Uninspired, Joyless Jewish Exhibit
Lawrence Bender, prominent producer, has condemned the exhibition as “uninspired”, “joyless” and full of bias for its derogatory language about the industry’s leading legends.
He said: “You think ‘Oh, we’re back in the shtetl, we’re back in the ghetto,’” speaking after seeing the Hollywoodland show at the museum owned by the Academy of Motion Picture Arts and Sciences (Ampas), the organizsation behind the annual Oscars.
Harry Cohn, the co-founder of Columbia Pictures, is accused in information placards of being a “tyrant and predator” who modelled his office after Mussolini’s, “built to intimidate anyone who entered”.
Harry Warner: Frugal and Womanizer
Harry Warner of the Warner Brothers is described as “frugal” and “womanizer”, while Carl Laemmle, the president of Universal, is called out for nepotism.
Double Standard
The criticism was echoed by Patrick Moss, the television writer, who said: “The exhibit is a lazy and insidious condemnation of Hollywood’s founders,” writing in an outraged letter to Ampas: “The focus is not on the founders’ achievements, but on their sins.”

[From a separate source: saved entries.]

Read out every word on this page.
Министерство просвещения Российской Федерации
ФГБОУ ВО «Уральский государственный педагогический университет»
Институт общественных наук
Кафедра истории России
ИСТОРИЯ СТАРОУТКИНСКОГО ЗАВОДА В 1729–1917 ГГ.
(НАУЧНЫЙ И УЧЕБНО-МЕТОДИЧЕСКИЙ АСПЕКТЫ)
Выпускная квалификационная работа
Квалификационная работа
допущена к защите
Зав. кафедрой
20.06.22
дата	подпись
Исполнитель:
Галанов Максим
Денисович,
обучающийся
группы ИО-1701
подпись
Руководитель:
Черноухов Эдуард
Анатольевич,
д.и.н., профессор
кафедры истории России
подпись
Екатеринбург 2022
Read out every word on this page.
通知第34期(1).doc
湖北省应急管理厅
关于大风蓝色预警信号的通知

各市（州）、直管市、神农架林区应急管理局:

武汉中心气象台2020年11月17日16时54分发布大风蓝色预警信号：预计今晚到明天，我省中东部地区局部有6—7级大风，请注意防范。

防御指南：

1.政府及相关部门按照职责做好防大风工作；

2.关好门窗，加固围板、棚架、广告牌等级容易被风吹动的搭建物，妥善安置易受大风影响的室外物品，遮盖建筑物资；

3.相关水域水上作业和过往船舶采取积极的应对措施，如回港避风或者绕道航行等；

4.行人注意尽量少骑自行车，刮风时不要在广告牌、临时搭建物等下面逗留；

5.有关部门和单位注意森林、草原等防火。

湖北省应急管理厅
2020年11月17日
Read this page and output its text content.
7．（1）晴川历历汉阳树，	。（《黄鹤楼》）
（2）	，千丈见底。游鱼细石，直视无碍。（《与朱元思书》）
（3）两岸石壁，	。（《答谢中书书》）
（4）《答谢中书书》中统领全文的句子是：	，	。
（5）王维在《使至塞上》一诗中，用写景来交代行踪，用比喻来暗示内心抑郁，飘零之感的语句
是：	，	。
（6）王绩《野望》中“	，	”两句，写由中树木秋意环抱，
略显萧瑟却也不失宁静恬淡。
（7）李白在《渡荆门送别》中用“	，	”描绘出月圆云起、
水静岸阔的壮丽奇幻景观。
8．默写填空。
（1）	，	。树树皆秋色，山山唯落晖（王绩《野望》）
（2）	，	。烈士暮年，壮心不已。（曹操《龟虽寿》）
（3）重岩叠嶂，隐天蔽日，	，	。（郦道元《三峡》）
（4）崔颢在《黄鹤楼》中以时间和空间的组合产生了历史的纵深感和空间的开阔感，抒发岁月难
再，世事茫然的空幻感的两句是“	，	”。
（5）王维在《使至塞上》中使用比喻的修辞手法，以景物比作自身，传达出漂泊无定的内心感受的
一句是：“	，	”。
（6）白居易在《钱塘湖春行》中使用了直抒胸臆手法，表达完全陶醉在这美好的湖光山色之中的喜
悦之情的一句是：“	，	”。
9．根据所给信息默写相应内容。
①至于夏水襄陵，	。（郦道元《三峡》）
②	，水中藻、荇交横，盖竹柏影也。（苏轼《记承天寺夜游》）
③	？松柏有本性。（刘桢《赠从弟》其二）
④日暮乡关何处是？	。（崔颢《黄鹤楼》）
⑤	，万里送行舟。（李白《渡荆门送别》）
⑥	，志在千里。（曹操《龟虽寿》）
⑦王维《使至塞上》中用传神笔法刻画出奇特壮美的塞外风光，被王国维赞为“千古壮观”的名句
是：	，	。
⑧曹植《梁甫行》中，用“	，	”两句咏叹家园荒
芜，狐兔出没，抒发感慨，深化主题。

He also said the exhibition was “complicit in the hatred of American Jews, by using anti-Semitic tropes and dog-whistles”.
Ironically, the display had been intended to correct the impression that the immigrant founders of the film industry had been completely written out of the story when the Academy Museum opened in 2021.
It prompted the chief executive of America’s anti-defamation league to ask “Where are the Jews?” when he visited, while John Goldwyn, the producer whose grandfather Sam founded MGM, called the omission of the founders’ contribution “an egregious oversight”, adding, “If you’re going to have a museum…that celebrates arguably the most significant art form of the 20th century, how is it possible not to acknowledge the Jewish men who started it all?”
In response, the Academy Museum promised that Hollywoodland, which opened in May, would comprehensively tell the story of several seminal studio heads in the first permanent exhibition in the museum.
Jacqueline Stewart, who just lost her job as museum director, and Dara Jaffe, its curator, have borne the brunt of the criticism for the exhibit.
They claimed that the show would get prominent space in the popular area where visitors had previously paid to be filmed picking up their own Oscars Awards in a simulated ceremony.
Small, Dark Place
But its location has been condemned as small, dark and unimpressive, “up on the third floor where nobody is going to see it.”
AMPAS has acknowledged receiving letters of criticism and promised to “move quickly and thoughtfully” in addressing concerns.